A video game based on the film, also titled Porky's, was released for the Atari 2600 and Atari 8-bit computers by 20th Century Fox in 1983.

==Remake==

=== Howard Stern remake ===
In 2002, Howard Stern acquired the remake rights and has long hoped to produce a remake of the film. The potential remake ran into legal trouble in 2011 when two other production companies stepped forward claiming to own the rights. In 2013, the parties reached a confidential settlement and agreed to dismiss a claim and counterclaim with prejudice. The terms of the settlement remain confidential, and to date, it is unknown if they allow for Stern's remake to be made.

=== Porky's: Pimpin' Pee Wee ===
In 1994 Lontano Investments purchased the rights to Porky's and in 2001, the company signed a contract with Mola Entertainment, giving the latter the exclusive right to produce a Porky's film in exchange for 1.5% of the budget of the picture, less option fees. The agreement also gave Mola the right to produce another sequel if it satisfied the conditions of its deal, including completing the first picture within five years and paying the purchase fee in whole. This agreement was subsequently amended a number of times, extending the time and increasing the purchase fee from 1.5% of the budget to 2.5%. Mola originally wanted to make a film with a budget of around $10 million but were unable to raise the finance and created the film with a budget of approximately $500,000. It decided to make a film in 2009 for under $1 million before its rights expired. It was originally entitled Porky's: The College Years and was later retitled Porky's: Pimpin' Pee Wee.

"As time was running out they thought let's whip up this cheap one and bury it," said Brian Trenchard-Smith, who was hired to direct four weeks before shooting began.

Shooting took place over 15 days on location in Canyon Country, California, and at a studio in Simi Valley, California, starting in October 2008. The director says the film was "designed as an homage to the 80's sex-comedies where there are raging hormones that cause characters to defy logic and moral scruples in the search for the Holy Grail, which is to get laid.
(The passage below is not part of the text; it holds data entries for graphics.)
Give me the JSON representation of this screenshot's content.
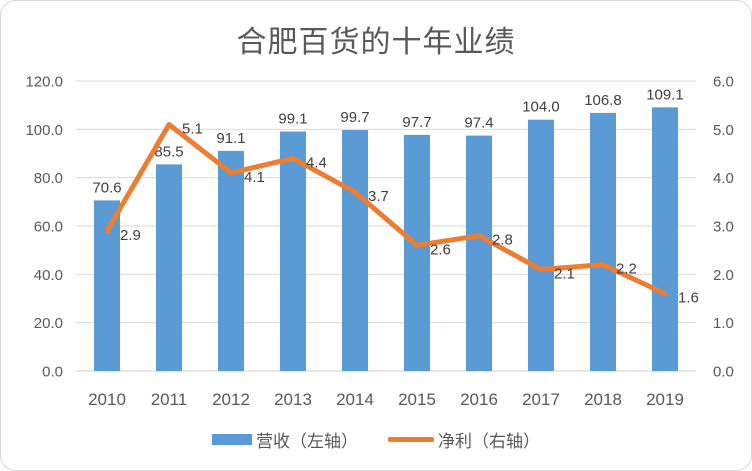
{
  "title": "合肥百货的十年业绩",
  "chart_data": {
    "type": "combo-bar-line",
    "title": "合肥百货的十年业绩",
    "categories": [
      "2010",
      "2011",
      "2012",
      "2013",
      "2014",
      "2015",
      "2016",
      "2017",
      "2018",
      "2019"
    ],
    "series": [
      {
        "name": "营收（左轴）",
        "chart_type": "bar",
        "axis": "left",
        "color": "#5B9BD5",
        "values": [
          70.6,
          85.5,
          91.1,
          99.1,
          99.7,
          97.7,
          97.4,
          104.0,
          106.8,
          109.1
        ],
        "labels": [
          "70.6",
          "85.5",
          "91.1",
          "99.1",
          "99.7",
          "97.7",
          "97.4",
          "104.0",
          "106.8",
          "109.1"
        ]
      },
      {
        "name": "净利（右轴）",
        "chart_type": "line",
        "axis": "right",
        "color": "#ED7D31",
        "values": [
          2.9,
          5.1,
          4.1,
          4.4,
          3.7,
          2.6,
          2.8,
          2.1,
          2.2,
          1.6
        ],
        "labels": [
          "2.9",
          "5.1",
          "4.1",
          "4.4",
          "3.7",
          "2.6",
          "2.8",
          "2.1",
          "2.2",
          "1.6"
        ]
      }
    ],
    "left_axis": {
      "min": 0,
      "max": 120,
      "step": 20,
      "tick_labels": [
        "0.0",
        "20.0",
        "40.0",
        "60.0",
        "80.0",
        "100.0",
        "120.0"
      ]
    },
    "right_axis": {
      "min": 0,
      "max": 6,
      "step": 1,
      "tick_labels": [
        "0.0",
        "1.0",
        "2.0",
        "3.0",
        "4.0",
        "5.0",
        "6.0"
      ]
    },
    "grid": true,
    "legend_position": "bottom",
    "colors": {
      "gridline": "#D9D9D9",
      "axis_line": "#CCCCCC",
      "tick_text": "#595959",
      "data_label_text": "#404040",
      "title_text": "#595959"
    }
  }
}
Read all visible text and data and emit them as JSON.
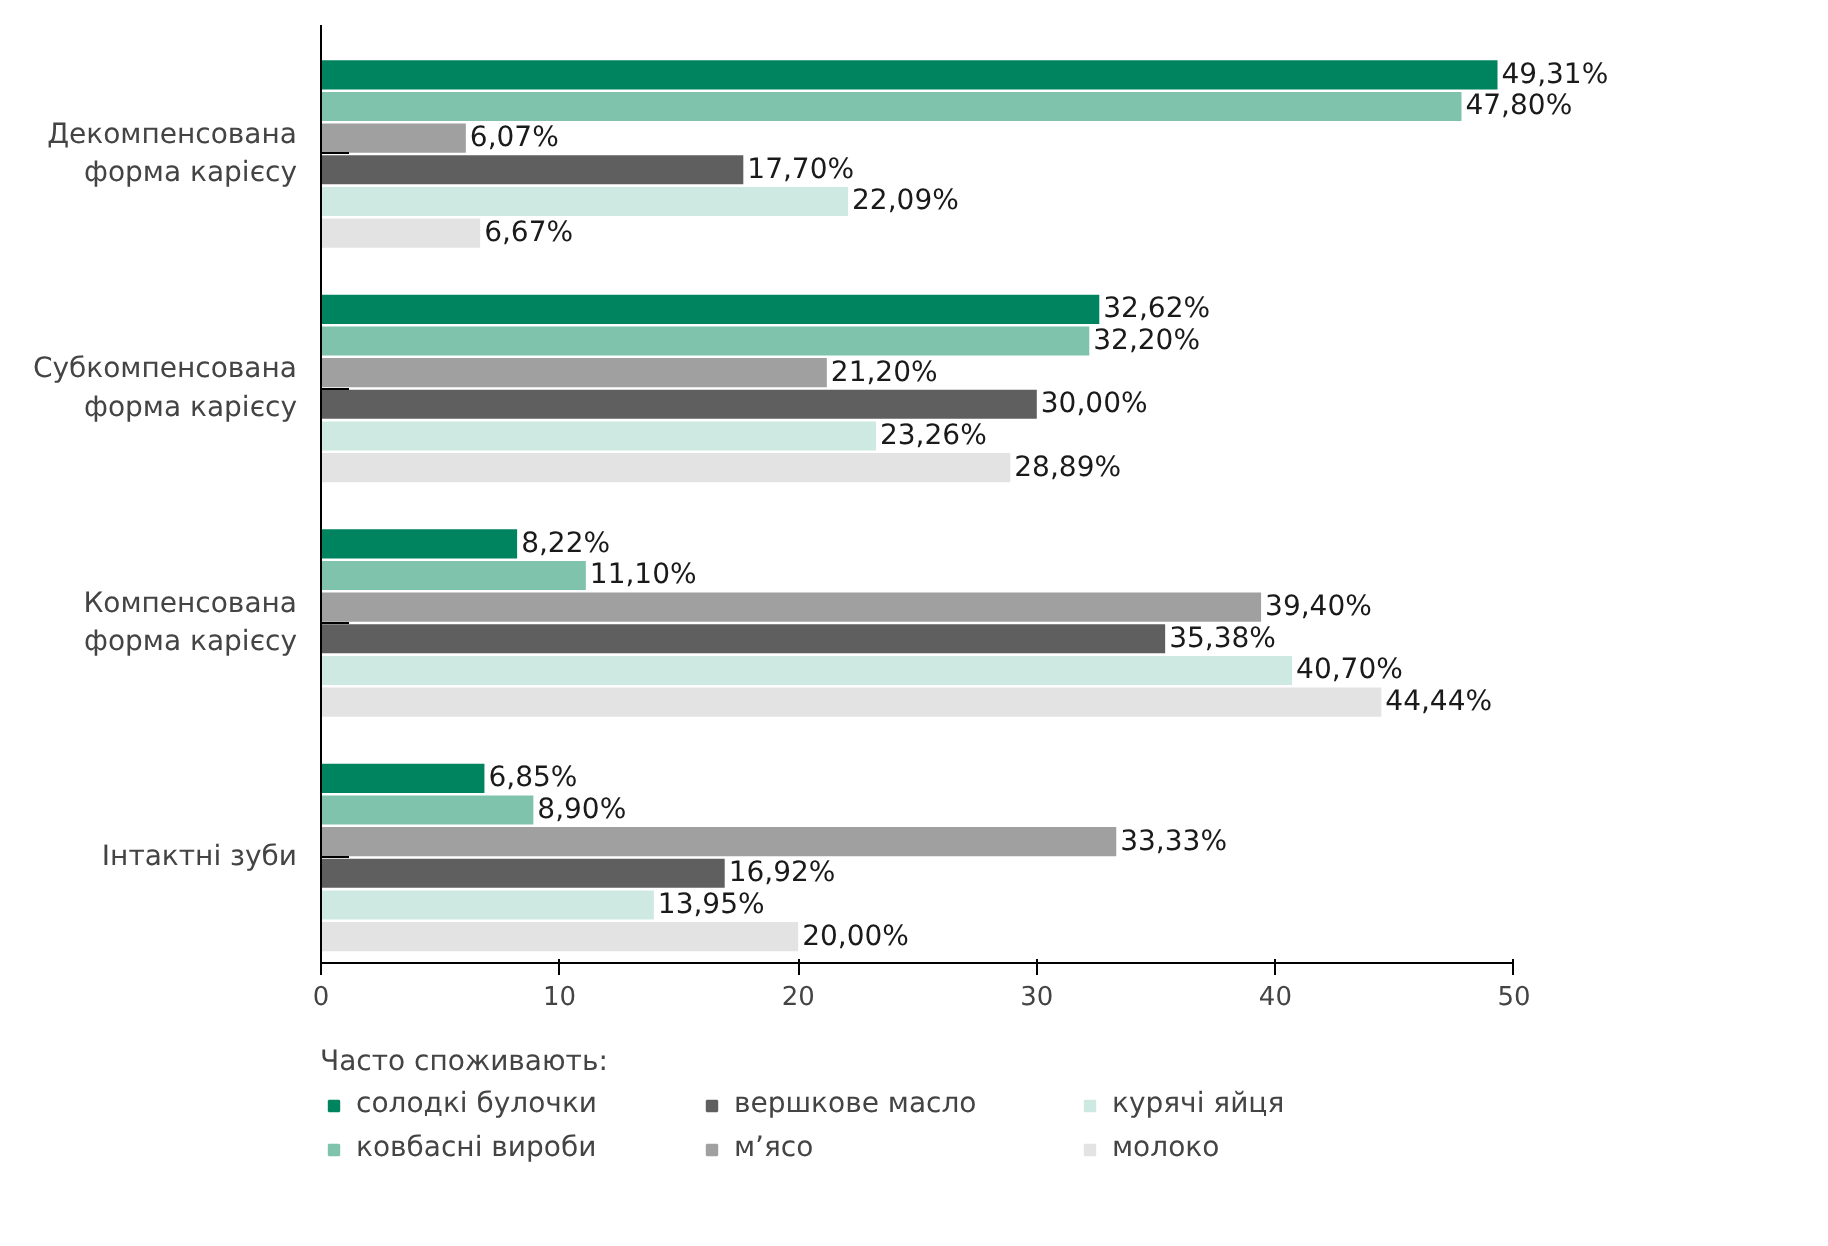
{
  "chart_data": {
    "type": "bar",
    "orientation": "horizontal",
    "legend_title": "Часто споживають:",
    "categories": [
      "Декомпенсована форма карієсу",
      "Субкомпенсована форма карієсу",
      "Компенсована форма карієсу",
      "Інтактні зуби"
    ],
    "series": [
      {
        "name": "солодкі булочки",
        "color": "#00845f",
        "values": [
          49.31,
          32.62,
          8.22,
          6.85
        ],
        "value_labels": [
          "49,31%",
          "32,62%",
          "8,22%",
          "6,85%"
        ]
      },
      {
        "name": "ковбасні вироби",
        "color": "#7fc3ad",
        "values": [
          47.8,
          32.2,
          11.1,
          8.9
        ],
        "value_labels": [
          "47,80%",
          "32,20%",
          "11,10%",
          "8,90%"
        ]
      },
      {
        "name": "м’ясо",
        "color": "#a0a0a0",
        "values": [
          6.07,
          21.2,
          39.4,
          33.33
        ],
        "value_labels": [
          "6,07%",
          "21,20%",
          "39,40%",
          "33,33%"
        ]
      },
      {
        "name": "вершкове масло",
        "color": "#5f5f5f",
        "values": [
          17.7,
          30.0,
          35.38,
          16.92
        ],
        "value_labels": [
          "17,70%",
          "30,00%",
          "35,38%",
          "16,92%"
        ]
      },
      {
        "name": "курячі яйця",
        "color": "#cde9e1",
        "values": [
          22.09,
          23.26,
          40.7,
          13.95
        ],
        "value_labels": [
          "22,09%",
          "23,26%",
          "40,70%",
          "13,95%"
        ]
      },
      {
        "name": "молоко",
        "color": "#e3e3e3",
        "values": [
          6.67,
          28.89,
          44.44,
          20.0
        ],
        "value_labels": [
          "6,67%",
          "28,89%",
          "44,44%",
          "20,00%"
        ]
      }
    ],
    "xlim": [
      0,
      50
    ],
    "xticks": [
      0,
      10,
      20,
      30,
      40,
      50
    ],
    "grid": false,
    "legend": "bottom"
  }
}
A desperate attempt to get laid."

Porky's: Pimpin' Pee Wee was released via video on demand but did not receive a release to DVD. Mola then claimed they had fulfilled their obligations under their contract with Lontano and retained rights to make another sequel. However, Lontano subsequently claimed that the film required a budget of $10 million to satisfy the arrangement. A lawsuit ensued, affecting plans by Howard Stern to make his own remake as Mola maintained it held rights on Porky's until April 1, 2014.